Posted on 31 August 2014

Geoff Bailey elected to the Academia Europaea

Geoff Bailey

The department's first Anniversary Professor of Archaeology, Geoff Bailey, has been elected to the Academia Europaea (AE) in recognition of his international scholarship and outstanding research achievements. AE is the European Academy of Humanities, Letters and Sciences, with its membership drawn from across Europe and from all disciplines.

Professor Bailey is a world authority on the archaeology of prehistoric coastlines and submerged landscapes, and has an international reputation for interdisciplinary collaboration across the boundary between archaeology and the marine and terrestrial geosciences.

He joined York in 2004 after a career in the Universities of Cambridge and Newcastle, and is currently Principal Investigator of the European Research Council-funded DISPERSE project – Dynamic Landscapes, Coastal Environments and Human Dispersals – with Geoffrey King of the Institut de Physique du Globe de Paris and an international team of specialists. They are investigating the impact of physical landscape change on human evolution and dispersal over the past 1 million years in Africa, the Arabian Peninsula, the Near East and Australia, developing new methods of landscape reconstruction and archaeological survey using satellite imagery, tectonic geomorphology and underwater mapping.    

Professor Bailey is also Chairman of SPLASHCOS – Submerged Prehistoric Archaeology and Landscapes of the Continental Shelf – with Dimitris Sakellariou of the Hellenic Centre for Marine Research.
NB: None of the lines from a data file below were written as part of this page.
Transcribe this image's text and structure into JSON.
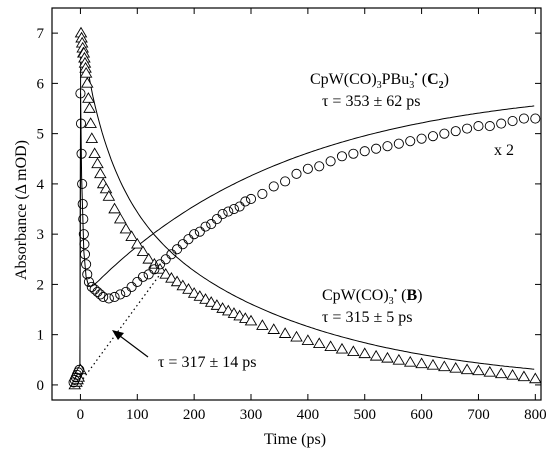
{
  "chart_data": {
    "type": "scatter",
    "xlabel": "Time  (ps)",
    "ylabel": "Absorbance  (Δ mOD)",
    "xlim": [
      -50,
      810
    ],
    "ylim": [
      -0.3,
      7.5
    ],
    "xticks": [
      0,
      100,
      200,
      300,
      400,
      500,
      600,
      700,
      800
    ],
    "yticks": [
      0,
      1,
      2,
      3,
      4,
      5,
      6,
      7
    ],
    "xtick_labels": [
      "0",
      "100",
      "200",
      "300",
      "400",
      "500",
      "600",
      "700",
      "800"
    ],
    "ytick_labels": [
      "0",
      "1",
      "2",
      "3",
      "4",
      "5",
      "6",
      "7"
    ],
    "grid": false,
    "series": [
      {
        "marker": "triangle",
        "label_text": "CpW(CO)",
        "label_sub": "3",
        "label_sup": "•",
        "label_bold": "B",
        "tau_text": "τ = 315 ± 5 ps",
        "x": [
          -10,
          -7,
          -5,
          -3,
          0,
          1,
          2,
          3,
          4,
          5,
          6,
          7,
          8,
          9,
          10,
          12,
          14,
          16,
          18,
          20,
          25,
          30,
          35,
          40,
          45,
          50,
          60,
          70,
          80,
          90,
          100,
          110,
          120,
          130,
          140,
          150,
          160,
          170,
          180,
          190,
          200,
          210,
          220,
          230,
          240,
          250,
          260,
          270,
          280,
          290,
          300,
          320,
          340,
          360,
          380,
          400,
          420,
          440,
          460,
          480,
          500,
          520,
          540,
          560,
          580,
          600,
          620,
          640,
          660,
          680,
          700,
          720,
          740,
          760,
          780,
          800
        ],
        "y": [
          0.0,
          0.05,
          0.1,
          0.15,
          0.3,
          7.0,
          6.9,
          6.8,
          6.7,
          6.6,
          6.6,
          6.5,
          6.4,
          6.3,
          6.2,
          6.0,
          5.7,
          5.5,
          5.2,
          4.9,
          4.6,
          4.4,
          4.2,
          4.0,
          3.9,
          3.75,
          3.5,
          3.3,
          3.1,
          2.95,
          2.8,
          2.65,
          2.5,
          2.4,
          2.3,
          2.2,
          2.12,
          2.05,
          1.97,
          1.9,
          1.82,
          1.76,
          1.7,
          1.64,
          1.58,
          1.52,
          1.47,
          1.42,
          1.37,
          1.32,
          1.27,
          1.18,
          1.1,
          1.02,
          0.95,
          0.88,
          0.82,
          0.76,
          0.71,
          0.66,
          0.62,
          0.57,
          0.53,
          0.49,
          0.45,
          0.42,
          0.39,
          0.36,
          0.33,
          0.3,
          0.28,
          0.25,
          0.22,
          0.19,
          0.16,
          0.12
        ],
        "fit": {
          "tau": 315,
          "amplitude": 4.0,
          "offset": -0.2
        }
      },
      {
        "marker": "circle",
        "label_text": "CpW(CO)",
        "label_sub": "3",
        "label_mid": "PBu",
        "label_sub2": "3",
        "label_sup": "•",
        "label_bold": "C",
        "label_bold_sub": "2",
        "tau_text": "τ = 353 ± 62 ps",
        "scale_text": "x 2",
        "x": [
          -12,
          -10,
          -8,
          -6,
          -4,
          -2,
          0,
          1,
          2,
          3,
          4,
          5,
          6,
          7,
          8,
          10,
          12,
          15,
          20,
          25,
          30,
          35,
          40,
          50,
          60,
          70,
          80,
          90,
          100,
          110,
          120,
          130,
          140,
          150,
          160,
          170,
          180,
          190,
          200,
          210,
          220,
          230,
          240,
          250,
          260,
          270,
          280,
          290,
          300,
          320,
          340,
          360,
          380,
          400,
          420,
          440,
          460,
          480,
          500,
          520,
          540,
          560,
          580,
          600,
          620,
          640,
          660,
          680,
          700,
          720,
          740,
          760,
          780,
          800
        ],
        "y": [
          0.05,
          0.1,
          0.15,
          0.2,
          0.25,
          0.3,
          5.8,
          5.2,
          4.6,
          4.0,
          3.6,
          3.3,
          3.0,
          2.8,
          2.6,
          2.4,
          2.2,
          2.05,
          1.95,
          1.9,
          1.85,
          1.8,
          1.75,
          1.72,
          1.75,
          1.8,
          1.85,
          1.95,
          2.05,
          2.15,
          2.2,
          2.3,
          2.4,
          2.5,
          2.6,
          2.7,
          2.8,
          2.9,
          3.0,
          3.05,
          3.15,
          3.2,
          3.3,
          3.4,
          3.45,
          3.5,
          3.55,
          3.65,
          3.7,
          3.8,
          3.95,
          4.05,
          4.2,
          4.3,
          4.35,
          4.45,
          4.55,
          4.6,
          4.65,
          4.7,
          4.75,
          4.8,
          4.85,
          4.9,
          4.95,
          5.0,
          5.05,
          5.1,
          5.15,
          5.15,
          5.2,
          5.25,
          5.3,
          5.3
        ],
        "fit": {
          "tau": 353,
          "amplitude": -4.3,
          "offset": 6.0
        }
      }
    ],
    "annotations": [
      {
        "text": "τ = 317 ± 14 ps"
      }
    ]
  }
}
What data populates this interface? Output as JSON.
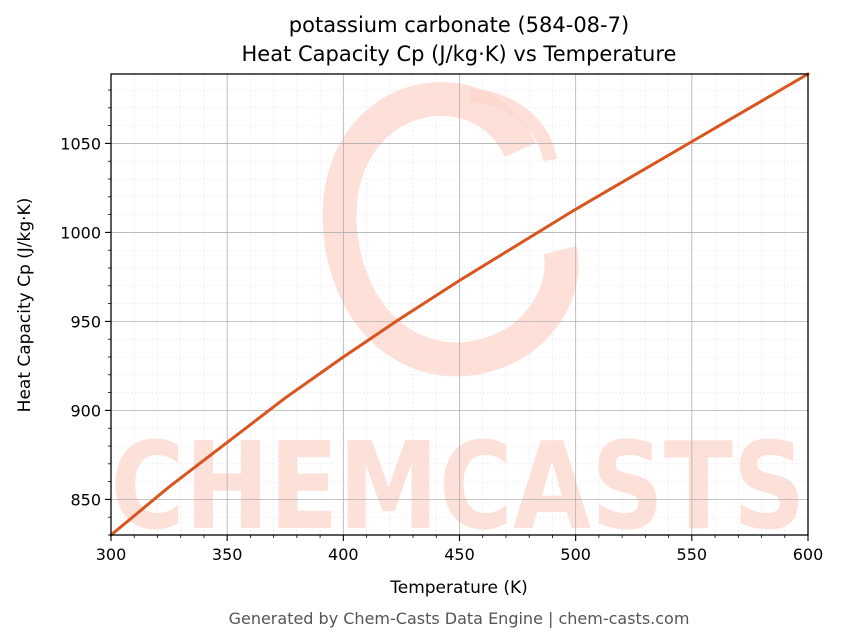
{
  "chart_data": {
    "type": "line",
    "title_line1": "potassium carbonate (584-08-7)",
    "title_line2": "Heat Capacity Cp (J/kg·K) vs Temperature",
    "xlabel": "Temperature (K)",
    "ylabel": "Heat Capacity Cp (J/kg·K)",
    "xlim": [
      300,
      600
    ],
    "ylim": [
      830,
      1089
    ],
    "x_ticks": [
      300,
      350,
      400,
      450,
      500,
      550,
      600
    ],
    "y_ticks": [
      850,
      900,
      950,
      1000,
      1050
    ],
    "grid": true,
    "series": [
      {
        "color": "#d9541e",
        "x": [
          300,
          325,
          350,
          375,
          400,
          425,
          450,
          475,
          500,
          525,
          550,
          575,
          600
        ],
        "y": [
          830,
          857,
          882,
          907,
          930,
          952,
          973,
          993,
          1013,
          1032,
          1051,
          1070,
          1089
        ]
      }
    ]
  },
  "watermark": "CHEMCASTS",
  "footer": "Generated by Chem-Casts Data Engine | chem-casts.com"
}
This is a 150-strong research network, funded by the EU as a Trans-Domain COST Action, with members in 25 European States drawn from archaeology, marine geosciences, heritage organisations and industry. It promotes research, training, better management and greater public awareness of the drowned landscapes of the continental shelf, their value as a hidden part of the human cultural heritage, and their significance as a source of new knowledge about sea-level change and its past and future social impact.

Professor Bailey said “I am delighted with this honour, which more than anything recognises the virtues of crossing traditional boundaries in the pursuit of new knowledge, the central role of archaeology in addressing both fundamental and policy-relevant research into the human condition, and the growing importance of multi-national funding and collaboration in supporting such endeavours."